Comparing Feature Ranking Methods

Different methods can rank features differently. This notebook compares multi-pass permutation importance, ALE variance-based ranking, SHAP-based ranking, and grouped permutation importance to provide a comprehensive view of feature relevance.

[ ]:
import skexplain
import plotting_config
import shap
from skexplain.common.utils import shap_values_to_importance
[ ]:
estimators = skexplain.load_models()
X, y = skexplain.load_data()
X = X.astype({'urban': 'category', 'rural': 'category'})

print(f'X Shape : {X.shape}')
print(f'y Skew : {y.mean()*100:.1f}%')
[ ]:
explainer = skexplain.ExplainToolkit(estimators=estimators, X=X, y=y)

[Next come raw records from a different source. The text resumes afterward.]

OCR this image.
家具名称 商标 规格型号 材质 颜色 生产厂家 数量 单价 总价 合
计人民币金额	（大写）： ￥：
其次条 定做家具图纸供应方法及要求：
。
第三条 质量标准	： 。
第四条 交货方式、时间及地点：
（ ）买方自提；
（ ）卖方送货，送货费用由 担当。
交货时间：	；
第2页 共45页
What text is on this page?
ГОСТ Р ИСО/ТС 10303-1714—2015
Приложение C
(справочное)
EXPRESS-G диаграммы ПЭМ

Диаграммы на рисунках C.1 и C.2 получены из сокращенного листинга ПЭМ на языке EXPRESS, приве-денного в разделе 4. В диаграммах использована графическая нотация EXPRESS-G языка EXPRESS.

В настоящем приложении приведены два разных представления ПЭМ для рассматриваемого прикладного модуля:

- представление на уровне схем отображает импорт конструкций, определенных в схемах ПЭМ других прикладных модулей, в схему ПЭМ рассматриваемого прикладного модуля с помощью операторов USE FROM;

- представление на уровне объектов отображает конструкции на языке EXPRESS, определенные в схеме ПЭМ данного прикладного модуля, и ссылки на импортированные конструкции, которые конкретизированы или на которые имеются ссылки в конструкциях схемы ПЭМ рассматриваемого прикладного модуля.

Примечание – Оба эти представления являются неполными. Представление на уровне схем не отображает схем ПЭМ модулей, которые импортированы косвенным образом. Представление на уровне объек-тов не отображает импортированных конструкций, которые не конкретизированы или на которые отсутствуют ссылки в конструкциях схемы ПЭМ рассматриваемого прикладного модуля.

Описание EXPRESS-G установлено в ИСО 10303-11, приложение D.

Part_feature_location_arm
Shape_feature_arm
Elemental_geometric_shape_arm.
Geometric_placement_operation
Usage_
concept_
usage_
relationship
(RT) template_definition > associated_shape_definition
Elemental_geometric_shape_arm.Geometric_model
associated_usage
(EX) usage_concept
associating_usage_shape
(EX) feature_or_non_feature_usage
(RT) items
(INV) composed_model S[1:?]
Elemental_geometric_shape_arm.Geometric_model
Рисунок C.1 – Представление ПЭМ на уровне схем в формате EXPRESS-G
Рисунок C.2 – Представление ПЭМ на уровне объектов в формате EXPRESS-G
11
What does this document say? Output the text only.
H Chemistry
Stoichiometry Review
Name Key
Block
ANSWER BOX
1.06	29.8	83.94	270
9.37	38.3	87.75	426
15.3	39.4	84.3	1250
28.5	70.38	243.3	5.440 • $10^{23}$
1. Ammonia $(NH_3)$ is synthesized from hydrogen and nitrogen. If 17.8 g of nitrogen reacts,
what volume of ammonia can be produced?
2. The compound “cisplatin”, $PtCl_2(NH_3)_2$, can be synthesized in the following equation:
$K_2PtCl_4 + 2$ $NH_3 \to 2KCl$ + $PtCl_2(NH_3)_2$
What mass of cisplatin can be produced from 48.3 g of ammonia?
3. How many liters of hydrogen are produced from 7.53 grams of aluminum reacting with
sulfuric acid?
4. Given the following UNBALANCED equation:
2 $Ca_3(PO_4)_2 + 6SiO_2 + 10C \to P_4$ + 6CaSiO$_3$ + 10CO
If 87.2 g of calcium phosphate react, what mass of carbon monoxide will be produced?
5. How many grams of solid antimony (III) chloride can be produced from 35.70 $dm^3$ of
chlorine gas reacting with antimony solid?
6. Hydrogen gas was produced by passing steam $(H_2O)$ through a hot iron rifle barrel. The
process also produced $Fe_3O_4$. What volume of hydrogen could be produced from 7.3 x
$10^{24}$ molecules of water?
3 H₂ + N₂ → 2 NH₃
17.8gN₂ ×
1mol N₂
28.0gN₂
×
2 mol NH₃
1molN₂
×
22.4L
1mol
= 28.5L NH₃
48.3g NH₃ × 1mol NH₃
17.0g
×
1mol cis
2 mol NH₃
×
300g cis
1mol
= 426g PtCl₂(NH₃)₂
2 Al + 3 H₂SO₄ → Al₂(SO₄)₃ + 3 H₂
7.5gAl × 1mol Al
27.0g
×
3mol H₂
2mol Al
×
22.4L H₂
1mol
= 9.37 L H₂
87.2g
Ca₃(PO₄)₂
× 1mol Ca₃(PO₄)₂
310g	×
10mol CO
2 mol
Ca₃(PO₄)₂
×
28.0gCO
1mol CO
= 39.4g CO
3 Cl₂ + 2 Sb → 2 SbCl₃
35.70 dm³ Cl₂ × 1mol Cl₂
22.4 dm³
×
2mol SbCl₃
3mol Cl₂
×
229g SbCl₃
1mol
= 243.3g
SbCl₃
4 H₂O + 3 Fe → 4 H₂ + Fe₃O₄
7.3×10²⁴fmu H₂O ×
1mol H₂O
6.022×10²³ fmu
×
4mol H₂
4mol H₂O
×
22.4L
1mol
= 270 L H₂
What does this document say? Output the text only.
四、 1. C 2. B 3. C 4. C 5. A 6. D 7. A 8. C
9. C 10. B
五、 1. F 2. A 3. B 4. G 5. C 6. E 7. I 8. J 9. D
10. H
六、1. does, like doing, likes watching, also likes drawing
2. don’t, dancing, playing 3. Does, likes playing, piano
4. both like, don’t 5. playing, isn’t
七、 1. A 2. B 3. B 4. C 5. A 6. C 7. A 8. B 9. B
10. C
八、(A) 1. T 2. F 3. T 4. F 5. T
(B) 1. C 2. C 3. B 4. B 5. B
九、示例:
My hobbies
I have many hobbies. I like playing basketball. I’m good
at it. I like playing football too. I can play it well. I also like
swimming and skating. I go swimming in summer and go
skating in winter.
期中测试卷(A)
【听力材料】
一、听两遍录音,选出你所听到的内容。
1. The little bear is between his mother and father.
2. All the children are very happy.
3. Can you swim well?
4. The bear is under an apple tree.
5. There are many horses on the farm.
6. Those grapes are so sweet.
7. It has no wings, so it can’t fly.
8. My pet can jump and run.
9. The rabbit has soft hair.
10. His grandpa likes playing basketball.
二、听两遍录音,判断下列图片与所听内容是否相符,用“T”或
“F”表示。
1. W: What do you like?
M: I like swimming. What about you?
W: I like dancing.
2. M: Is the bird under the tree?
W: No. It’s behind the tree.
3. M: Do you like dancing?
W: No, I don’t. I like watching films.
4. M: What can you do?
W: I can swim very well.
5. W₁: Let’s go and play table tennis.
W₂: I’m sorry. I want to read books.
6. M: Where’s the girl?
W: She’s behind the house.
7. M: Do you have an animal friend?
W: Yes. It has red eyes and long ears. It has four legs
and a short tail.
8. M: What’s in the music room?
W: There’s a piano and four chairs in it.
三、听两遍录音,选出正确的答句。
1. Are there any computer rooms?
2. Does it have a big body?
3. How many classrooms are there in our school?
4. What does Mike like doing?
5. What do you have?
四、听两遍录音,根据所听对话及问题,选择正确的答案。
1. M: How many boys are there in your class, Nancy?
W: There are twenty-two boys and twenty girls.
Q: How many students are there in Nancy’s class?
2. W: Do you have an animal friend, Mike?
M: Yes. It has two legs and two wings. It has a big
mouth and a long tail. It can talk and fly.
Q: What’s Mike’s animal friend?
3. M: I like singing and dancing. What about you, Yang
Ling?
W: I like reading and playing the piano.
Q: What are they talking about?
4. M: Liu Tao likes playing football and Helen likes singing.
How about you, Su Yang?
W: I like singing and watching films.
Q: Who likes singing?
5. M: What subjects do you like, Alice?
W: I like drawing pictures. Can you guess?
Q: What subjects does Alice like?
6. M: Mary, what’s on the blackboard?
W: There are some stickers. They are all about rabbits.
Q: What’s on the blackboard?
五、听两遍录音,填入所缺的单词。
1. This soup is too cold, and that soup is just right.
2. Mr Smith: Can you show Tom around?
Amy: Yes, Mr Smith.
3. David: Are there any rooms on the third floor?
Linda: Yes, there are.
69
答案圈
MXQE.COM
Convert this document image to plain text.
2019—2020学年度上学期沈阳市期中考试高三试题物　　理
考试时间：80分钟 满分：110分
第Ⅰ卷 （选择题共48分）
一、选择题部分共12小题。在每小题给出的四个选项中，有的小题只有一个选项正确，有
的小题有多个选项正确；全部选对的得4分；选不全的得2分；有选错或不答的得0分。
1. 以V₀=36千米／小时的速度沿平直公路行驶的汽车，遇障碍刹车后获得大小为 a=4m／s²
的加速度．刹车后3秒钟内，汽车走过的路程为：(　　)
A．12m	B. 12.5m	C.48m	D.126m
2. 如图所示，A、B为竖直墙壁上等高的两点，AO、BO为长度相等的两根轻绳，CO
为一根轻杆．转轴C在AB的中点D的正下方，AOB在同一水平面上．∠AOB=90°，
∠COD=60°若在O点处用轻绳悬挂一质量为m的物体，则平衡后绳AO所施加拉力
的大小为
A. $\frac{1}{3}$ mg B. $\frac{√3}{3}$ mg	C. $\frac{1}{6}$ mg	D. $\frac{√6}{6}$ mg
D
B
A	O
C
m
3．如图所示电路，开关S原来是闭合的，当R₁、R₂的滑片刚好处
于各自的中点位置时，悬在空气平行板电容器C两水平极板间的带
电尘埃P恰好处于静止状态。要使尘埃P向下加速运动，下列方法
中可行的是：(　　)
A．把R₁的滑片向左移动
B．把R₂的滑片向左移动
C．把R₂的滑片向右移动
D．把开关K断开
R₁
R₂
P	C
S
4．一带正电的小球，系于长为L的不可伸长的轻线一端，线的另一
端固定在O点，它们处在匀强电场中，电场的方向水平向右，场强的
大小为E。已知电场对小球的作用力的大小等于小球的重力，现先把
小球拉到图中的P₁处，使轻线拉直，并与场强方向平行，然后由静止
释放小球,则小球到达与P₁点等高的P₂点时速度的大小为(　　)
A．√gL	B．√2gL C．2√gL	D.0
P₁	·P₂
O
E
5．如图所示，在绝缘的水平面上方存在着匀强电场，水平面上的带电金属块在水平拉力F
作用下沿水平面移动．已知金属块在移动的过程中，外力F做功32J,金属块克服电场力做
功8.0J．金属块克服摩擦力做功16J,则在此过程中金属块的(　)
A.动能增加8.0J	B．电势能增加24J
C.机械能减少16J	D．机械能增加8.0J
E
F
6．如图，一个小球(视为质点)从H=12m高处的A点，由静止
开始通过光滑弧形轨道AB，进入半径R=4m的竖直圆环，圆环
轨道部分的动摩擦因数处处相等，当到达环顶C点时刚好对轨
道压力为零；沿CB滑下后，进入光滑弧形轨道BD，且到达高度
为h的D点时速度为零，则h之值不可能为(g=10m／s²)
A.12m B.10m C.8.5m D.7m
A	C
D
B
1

explainer.set_plotting_config(
    display_feature_names=plotting_config.display_feature_names,
    display_units=plotting_config.display_units,
    feature_colors=plotting_config.color_dict,
)

Multi-Pass Permutation Importance

The standard backward multi-pass method progressively permutes features and measures the drop in model performance.

[ ]:
perm_results = explainer.permutation_importance(
    n_vars=10,
    evaluation_fn='norm_aupdc',
    n_permute=5,
    subsample=0.1,
    n_jobs=8,
    verbose=True,
    random_seed=42,
    direction='backward',
)

ALE Variance-Based Ranking

Instead of measuring performance loss, we can rank features by the standard deviation of their 1D Accumulated Local Effects (ALE). Features with higher ALE variance have a larger range of contribution to the model’s predictions. This approach is inspired by Greenwell et al. (2018).

[ ]:
ale_1d_ds = explainer.ale(features='all', n_bootstrap=1, subsample=1000, n_jobs=8, n_bins=20)
ale_var_1d = explainer.ale_variance(ale=ale_1d_ds)

SHAP-Based Ranking

SHAP values provide per-example feature attributions. By summarizing the absolute SHAP values across examples, we get another importance ranking. Here we use local_attributions(method='shap') and convert the results to an importance dataset.

[ ]:
# Use a subset for SHAP computation (can be expensive)
X_subset = shap.sample(X, 10, random_state=22)
background_dataset = shap.sample(X, 100)

shap_explainer = skexplain.ExplainToolkit(estimators[-1], X=X_subset)
shap_explainer.set_plotting_config(
    display_feature_names=plotting_config.display_feature_names,
    display_units=plotting_config.display_units,
    feature_colors=plotting_config.color_dict,
)

shap_results = shap_explainer.local_attributions(
    method='shap',
    shap_kws={'masker': background_dataset, 'algorithm': 'auto'},
)

shap_values = shap_results['shap_values__Logistic Regression'].values
shap_rank = shap_values_to_importance(
    shap_values,
    estimator_name='Logistic Regression',
    feature_names=X.columns,
)

Grouped Permutation Importance

When features are correlated, grouping them reveals their joint importance. The Group Only Permutation Feature Importance (GOPFI) method from Au et al. (2021) clusters correlated features and evaluates each group together. The feature groups are stored in .attrs["feature_groups"] of the returned dataset.

[ ]:
grouped_results = explainer.grouped_permutation_importance(
    perm_method='grouped_only',
    evaluation_fn='norm_aupdc',
    n_permute=5,
    n_jobs=8,
    subsample=0.1,
    clustering_kwargs={'n_clusters': 10},
)

# Inspect the automatically determined feature groups
print('Feature groups:', grouped_results.attrs['feature_groups'])

Comparing All Methods

We can plot results from different ranking methods side-by-side using plot_importance with multiple panels. This lets us see where different methods agree or disagree on feature rankings.

[ ]:
data = [perm_results, perm_results, ale_var_1d, shap_rank]
panels = [
    ('backward_multipass', 'Logistic Regression'),
    ('backward_singlepass', 'Logistic Regression'),
    ('ale_variance', 'Logistic Regression'),
    ('shap', 'Logistic Regression'),
]

fig = explainer.plot_importance(
    data=data,
    panels=panels,
    num_vars_to_plot=10,
    figsize=(14, 4),
)

Analysis

Comparing the rankings across methods helps triangulate which features are truly important. Features that rank highly across multiple methods are more likely to be robustly important, while disagreements may indicate sensitivity to inter-feature correlations or the specific way each method defines “importance.” Grouped importance is particularly useful when many features are correlated, as it avoids double-counting redundant information.